Casey McGehee, the talk of the town and beyond

Casey McGehee, a rookie utility infielder for the Milwaukee Brewers, is carrying over his hot June into July.

The big question isn’t when will the 26-year-old rookie’s heroics end? Rather why did he have to wait so long to get a shot? The guy can obviously compete at the highest level, and his success isn’t a fluke. His minor league career numbers will prove that.

I guess the answer is obvious, he just needed to find a new team. The Chicago Cubs, who drafted him in the 10th round of the 2003 draft, waived him this past offseason. McGehee, a third baseman who also plays second, first, outfield and catcher, was quickly picked up by Milwaukee and has never looked back.

McGehee, a Soquel High alum who shined at Frenso State, went from reserve player to full-timer essentially May 19 and once he got his feet settled, he’s been a force offensively. He batted .368 last month (28-for-76) and is hitting .344 on the season (46-for-134) — tops among all Brewers starters.
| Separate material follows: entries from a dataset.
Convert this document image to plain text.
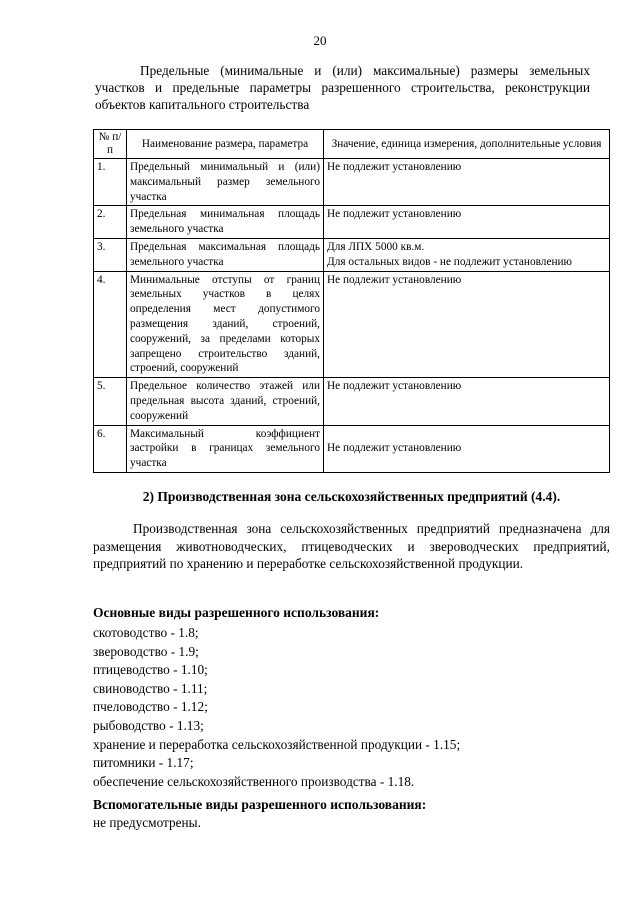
20
Предельные (минимальные и (или) максимальные) размеры земельных участков и предельные параметры разрешенного строительства, реконструкции объектов капитального строительства
№ п/п	Наименование размера, параметра	Значение, единица измерения, дополнительные условия
1.	Предельный минимальный и (или) максимальный размер земельного участка	Не подлежит установлению
2.	Предельная минимальная площадь земельного участка	Не подлежит установлению
3.	Предельная максимальная площадь земельного участка	Для ЛПХ 5000 кв.м.
Для остальных видов - не подлежит установлению

4.	Минимальные отступы от границ земельных участков в целях определения мест допустимого размещения зданий, строений, сооружений, за пределами которых запрещено строительство зданий, строений, сооружений	Не подлежит установлению
5.	Предельное количество этажей или предельная высота зданий, строений, сооружений	Не подлежит установлению
6.	Максимальный коэффициент застройки в границах земельного участка	Не подлежит установлению
2) Производственная зона сельскохозяйственных предприятий (4.4).
Производственная зона сельскохозяйственных предприятий предназначена для размещения животноводческих, птицеводческих и звероводческих предприятий, предприятий по хранению и переработке сельскохозяйственной продукции.
Основные виды разрешенного использования:
скотоводство - 1.8;
звероводство - 1.9;
птицеводство - 1.10;
свиноводство - 1.11;
пчеловодство - 1.12;
рыбоводство - 1.13;
хранение и переработка сельскохозяйственной продукции - 1.15;
питомники - 1.17;
обеспечение сельскохозяйственного производства - 1.18.
Вспомогательные виды разрешенного использования:
не предусмотрены.
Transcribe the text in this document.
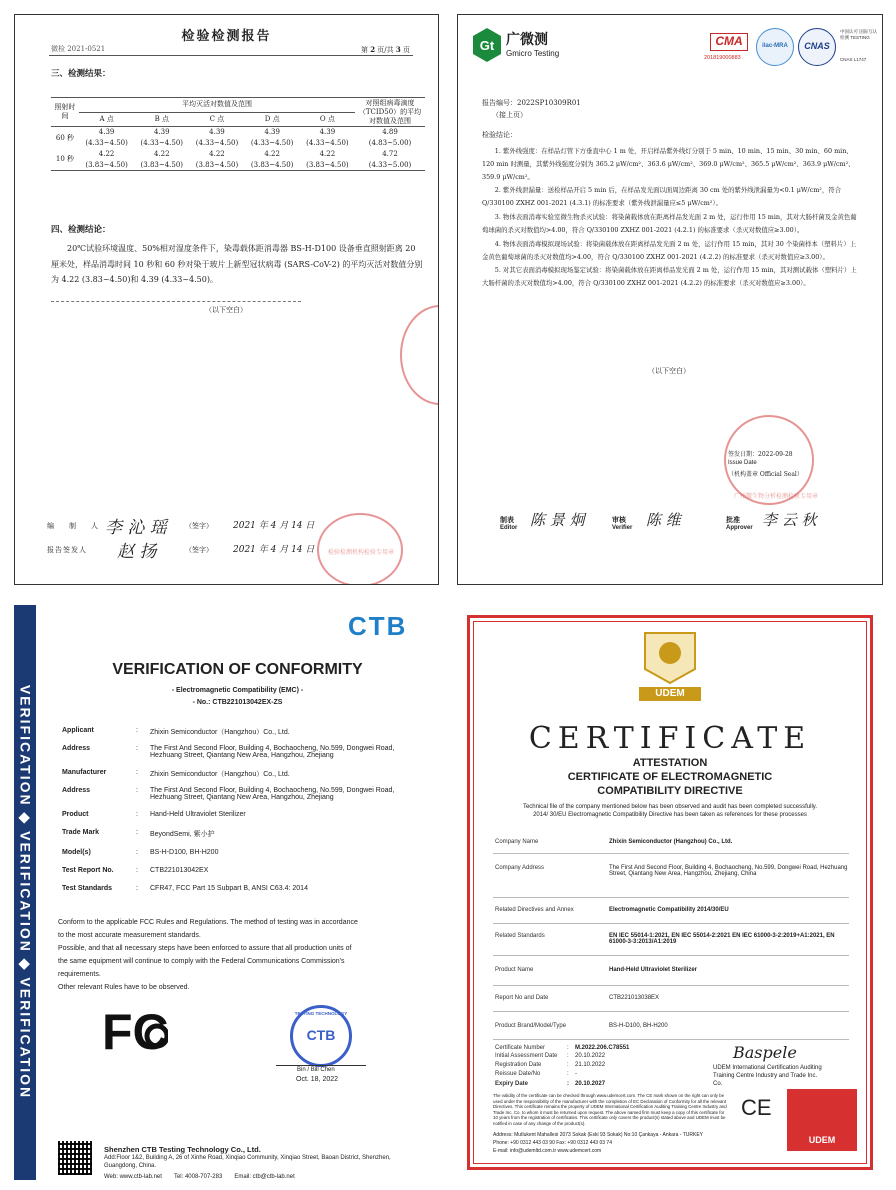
检验检测报告
微检 2021-0521	第 2 页/共 3 页
三、检测结果：
照射时间	平均灭活对数值及范围					对照组病毒滴度（TCID50）的平均对数值及范围
	A 点	B 点	C 点	D 点	O 点	
60 秒	4.39	4.39	4.39	4.39	4.39	4.89
	(4.33~4.50)	(4.33~4.50)	(4.33~4.50)	(4.33~4.50)	(4.33~4.50)	(4.83~5.00)
10 秒	4.22	4.22	4.22	4.22	4.22	4.72
	(3.83~4.50)	(3.83~4.50)	(3.83~4.50)	(3.83~4.50)	(3.83~4.50)	(4.33~5.00)
四、检测结论：
20℃试验环境温度、50%相对湿度条件下，染毒载体距消毒器 BS-H-D100 设备垂直照射距离 20 厘米处，样品消毒时间 10 秒和 60 秒对染于玻片上新型冠状病毒 (SARS-CoV-2) 的平均灭活对数值分别为 4.22 (3.83~4.50)和 4.39 (4.33~4.50)。
（以下空白）
编　制　人 李 沁 瑶	（签字） 2021 年 4 月 14 日
报告签发人 赵 扬	（签字） 2021 年 4 月 14 日	检验检测机构检验专用章
Gt 广微测
Gmicro Testing
CMA
201819000883
ilac-MRA	CNAS
中国认可 国际互认 检测 TESTING
CNAS L1747
报告编号：2022SP10309R01
（接上页）
检验结论：
1. 紫外线强度：在样品灯管下方垂直中心 1 m 处，开启样品紫外线灯分别于 5 min、10 min、15 min、30 min、60 min、120 min 时测量，其紫外线强度分别为 365.2 μW/cm²、363.6 μW/cm²、369.0 μW/cm²、365.5 μW/cm²、363.9 μW/cm²、359.9 μW/cm²。
2. 紫外线泄漏量：送检样品开启 5 min 后，在样品发光面以面周边距离 30 cm 处的紫外线泄漏量为<0.1 μW/cm²，符合 Q/330100 ZXHZ 001-2021 (4.3.1) 的标准要求（紫外线泄漏量应≤5 μW/cm²）。
3. 物体表面消毒实验室微生物杀灭试验：将染菌载体放在距离样品发光面 2 m 处，运行作用 15 min，其对大肠杆菌及金黄色葡萄球菌的杀灭对数值均>4.00，符合 Q/330100 ZXHZ 001-2021 (4.2.1) 的标准要求（杀灭对数值应≥3.00）。
4. 物体表面消毒模拟现场试验：将染菌载体放在距离样品发光面 2 m 处，运行作用 15 min，其对 30 个染菌样本（塑料片）上金黄色葡萄球菌的杀灭对数值均>4.00，符合 Q/330100 ZXHZ 001-2021 (4.2.2) 的标准要求（杀灭对数值应≥3.00）。
5. 对其它表面消毒模拟现场鉴定试验：将染菌载体放在距离样品发光面 2 m 处，运行作用 15 min，其对测试载体（塑料片）上大肠杆菌的杀灭对数值均>4.00，符合 Q/330100 ZXHZ 001-2021 (4.2.2) 的标准要求（杀灭对数值应≥3.00）。
（以下空白）
广州微生物分析检测检验专用章
签发日期：2022-09-28
Issue Date
（机构盖章 Official Seal）
制表
Editor 陈 景 炯	审核
Verifier 陈 维	批准
Approver 李 云 秋
VERIFICATION ◆ VERIFICATION ◆ VERIFICATION
CTB
VERIFICATION OF CONFORMITY
- Electromagnetic Compatibility (EMC) -
- No.: CTB221013042EX-ZS
Applicant	: Zhixin Semiconductor（Hangzhou）Co., Ltd.
Address	: The First And Second Floor, Building 4, Bochaocheng, No.599, Dongwei Road, Hezhuang Street, Qiantang New Area, Hangzhou, Zhejiang
Manufacturer	: Zhixin Semiconductor（Hangzhou）Co., Ltd.
Address	: The First And Second Floor, Building 4, Bochaocheng, No.599, Dongwei Road, Hezhuang Street, Qiantang New Area, Hangzhou, Zhejiang
Product	: Hand-Held Ultraviolet Sterilizer
Trade Mark	: BeyondSemi, 紫小护
Model(s)	: BS-H-D100, BH-H200
Test Report No.	: CTB221013042EX
Test Standards	: CFR47, FCC Part 15 Subpart B, ANSI C63.4: 2014
Conform to the applicable FCC Rules and Regulations. The method of testing was in accordance to the most accurate measurement standards.
Possible, and that all necessary steps have been enforced to assure that all production units of the same equipment will continue to comply with the Federal Communications Commission's requirements.
Other relevant Rules have to be observed.
FC	TESTING TECHNOLOGY
CTB
Bin / Bill Chen
Oct. 18, 2022
Shenzhen CTB Testing Technology Co., Ltd.
Add:Floor 1&2, Building A, 26 of Xinhe Road, Xinqiao Community, Xinqiao Street, Baoan District, Shenzhen, Guangdong, China.
Web: www.ctb-lab.net　　 Tel: 4008-707-283　　 Email: ctb@ctb-lab.net
UDEM
CERTIFICATE
ATTESTATION
CERTIFICATE OF ELECTROMAGNETIC
COMPATIBILITY DIRECTIVE
Technical file of the company mentioned below has been observed and audit has been completed successfully. 2014/ 30/EU Electromagnetic Compatibility Directive has been taken as references for these processes
Company Name	Zhixin Semiconductor (Hangzhou) Co., Ltd.
Company Address	The First And Second Floor, Building 4, Bochaocheng, No.599, Dongwei Road, Hezhuang Street, Qiantang New Area, Hangzhou, Zhejiang, China
Related Directives and Annex	Electromagnetic Compatibility 2014/30/EU
Related Standards	EN IEC 55014-1:2021, EN IEC 55014-2:2021 EN IEC 61000-3-2:2019+A1:2021, EN 61000-3-3:2013/A1:2019
Product Name	Hand-Held Ultraviolet Sterilizer
Report No and Date	CTB221013038EX
Product Brand/Model/Type	BS-H-D100, BH-H200
Certificate Number	: M.2022.206.C78551
Initial Assessment Date : 20.10.2022
Registration Date	: 21.10.2022
Reissue Date/No	: -
Expiry Date	: 20.10.2027
Baspele
UDEM International Certification Auditing Training Centre Industry and Trade Inc. Co.
CE
UDEM
The validity of the certificate can be checked through www.udemcert.com. The CE mark shown on the right can only be used under the responsibility of the manufacturer with the completion of EC Declaration of Conformity for all the relevant Directives. This certificate remains the property of UDEM International Certification Auditing Training Centre Industry and Trade Inc. Co. to whom it must be returned upon request. The above named firm must keep a copy of this certificate for 10 years from the registration of certificates. This certificate only covers the product(s) stated above and UDEM must be notified in case of any change of the product(s).
Address: Mutlukent Mahallesi 2073 Sokak (Eski 93 Sokak) No:10 Çankaya - Ankara - TURKEY
Phone: +90 0312 443 03 90 Fax: +90 0312 443 03 74
E-mail: info@udemltd.com.tr www.udemcert.com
If he had enough plate appearances — he needs an average of 3.1 per team game to be eligible — he’d be second to only Florida’s Hanley Ramirez in the National League batting race.

More than average, McGehee is hitting with pop and to all fields. He’s batting in the No. 5 spot behind slugger Prince Fielder and has been reaping the benefits of hitting with runners on base. He has 10 doubles, six home runs and 27 RBIs and 23 runs scored. Opposing teams have often pitched around or intentionally walked Fielder to get to McGehee and the rookie has made them pay for it.

He attoned for a costly fielding error against the New York Mets by smacking his first MLB grand slam June 29. It was his fifth homer in a 13-game span. (He was stunned by fans begging for a curtain call as he quickly returned to the dugout — still peeved about the error — to scream into his batting helmet. Yeah, the guy had incentive: he was booed off the field after his defensive miscue. What does that tell you about his makeup?)

The thing about McGehee, he’s a fighter. He battled too long and too hard to get to this level, constantly being thrust into a new role by a team — the Cubs — that didn’t see him in its future plans, not with guys named Ramirez, Soto and Lee on the team.

Aftert the Brewers snatched McGehee off waivers they told him he’d have a shot to make the roster during spring training. McGehee came through big time to make the opening day squad.

He’s not going to rest on his current success, not with a wife and child to support. He’s motivated to find success at this level and wouldn’t change his approach if he had a 10-year contract in hand. 

But passion is one thing and results are another. He’s turning in both daily.

A flurry of fantasy players took notice in McGehee’s production and he is now taken in most Yahoo! leagues.

ESPN has taken notice too, as McGehee has been seemingly a nightly highlight producer.

On July 4 against the Cubs, McGehee was 4-for-5, falling a double shy of hitting for the cycle. On July 5, he was 3-for-4 against the Cubs. In five games against the Cubs this season, he’s 10-for-20 (.500) with a triple, home run, six RBIs. He’s playing with a chip on his shoulder, not just against the Cubs, but all teams.

After the game July 5, McGehee maintained the perspective of a player who is a free-agent after this season.

“I think it would have been just as enjoyable no matter who it was against,” McGehee told mlb.com. “I’m still trying to make my way with this organization and this club. I don’t really have the luxury of thinking about the opponent.”